Since its inception, Christianity has been beset by a troubling and fundamental question: Can the faith exist without some animus against the Jews? While the long and unseemly history of Christian anti-Semitism might suggest a grim answer, I take a hopeful view. In fact, I would argue that Christianity enters into profound self-contradiction whenever it is anti-Judaic; indeed, that when Christianity does not love the Jews, it corrupts its love of Jesus Christ at the very core. In this view, loving Christ is inseparable from loving the Jews—and where the Jews are not loved, Christ himself is dishonored. What I would like to advocate is a form of philo-Semitism or Judaeophilia rooted in Christ.

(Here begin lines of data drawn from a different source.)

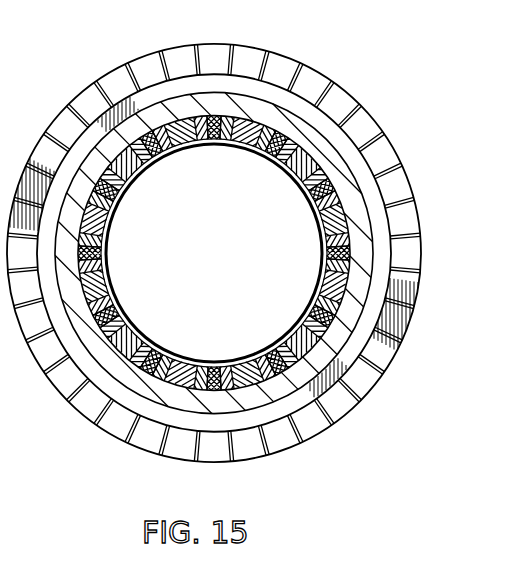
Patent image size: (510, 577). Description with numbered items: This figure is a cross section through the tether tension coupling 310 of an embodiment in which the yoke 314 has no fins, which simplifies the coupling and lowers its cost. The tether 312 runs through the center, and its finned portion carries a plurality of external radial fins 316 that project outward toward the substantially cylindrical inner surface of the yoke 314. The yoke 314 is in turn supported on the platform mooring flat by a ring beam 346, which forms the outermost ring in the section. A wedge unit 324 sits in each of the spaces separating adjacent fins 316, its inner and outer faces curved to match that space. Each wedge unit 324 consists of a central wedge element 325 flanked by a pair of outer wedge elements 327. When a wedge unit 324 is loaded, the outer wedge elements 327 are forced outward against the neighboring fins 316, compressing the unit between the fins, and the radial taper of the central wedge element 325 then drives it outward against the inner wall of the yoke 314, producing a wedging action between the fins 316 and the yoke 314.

The tether tension coupling 310 is at (214, 269).
The tether 312 is at (243, 146).
The yoke 314 is at (166, 107).
The radial fins 316 is at (214, 360).
The wedge unit 324 is at (296, 338).
The central wedge element 325 is at (327, 222).
The outer wedge elements 327 is at (319, 205).
The ring beam 346 is at (278, 64).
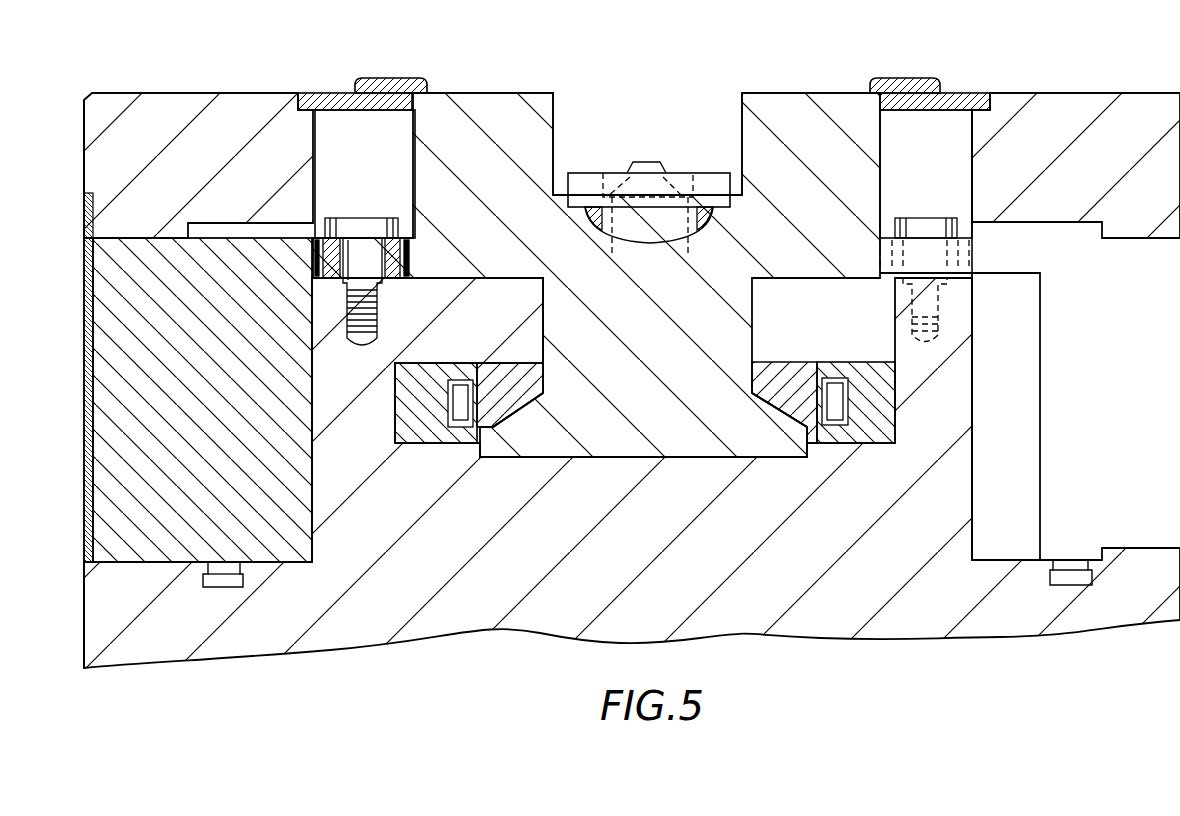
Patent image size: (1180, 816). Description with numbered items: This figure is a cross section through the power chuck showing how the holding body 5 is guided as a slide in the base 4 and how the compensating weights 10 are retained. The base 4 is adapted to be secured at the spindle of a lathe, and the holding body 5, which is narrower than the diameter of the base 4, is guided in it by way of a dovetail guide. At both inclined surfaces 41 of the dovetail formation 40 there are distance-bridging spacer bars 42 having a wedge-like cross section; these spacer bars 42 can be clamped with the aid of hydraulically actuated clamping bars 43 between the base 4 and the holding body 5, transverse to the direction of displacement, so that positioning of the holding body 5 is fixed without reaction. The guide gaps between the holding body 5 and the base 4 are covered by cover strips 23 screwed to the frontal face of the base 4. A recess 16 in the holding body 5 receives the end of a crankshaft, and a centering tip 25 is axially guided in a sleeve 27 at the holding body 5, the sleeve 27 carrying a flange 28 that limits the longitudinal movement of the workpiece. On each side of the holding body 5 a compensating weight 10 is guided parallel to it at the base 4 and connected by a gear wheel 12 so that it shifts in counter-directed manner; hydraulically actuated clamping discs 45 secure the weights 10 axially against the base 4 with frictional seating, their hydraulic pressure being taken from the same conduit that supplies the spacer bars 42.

The base 4 is at (200, 164).
The holding body 5 is at (489, 172).
The compensating weight 10 is at (228, 415).
The gear wheel 12 is at (390, 280).
The recess 16 is at (684, 105).
The cover strip 23 is at (385, 88).
The centering tip 25 is at (640, 168).
The sleeve 27 is at (608, 243).
The flange 28 is at (712, 190).
The dovetail formation 40 is at (682, 425).
The inclined surface 41 is at (520, 410).
The spacer bar 42 is at (505, 375).
The clamping bar 43 is at (407, 407).
The clamping disc 45 is at (222, 587).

Anyone proposing such an idea faces a problem—namely, that this same christocentrism requires a form of supersessionism, which traditionally held that in refusing to accept Jesus as the Messiah and the fulfillment of biblical prophecy, Jews have forfeited their covenantal status as the chosen people of God. (See “Getting Past Supersessionism,” Steven Englund, et al., February 21, 2014.) An almost universal conviction in contemporary theology holds that supersessionism is an inevitable cause of anti-Judaism and its repellent cousin anti-Semitism, and thus that any form of supersessionism is unacceptable. And yet in my opinion the inner logic of the Christian faith necessitates supersessionism in some form. The form I will advocate is the one that David Novak, in his 2004 essay “The Covenant in Rabbinic Thought,” called “soft supersessionism.”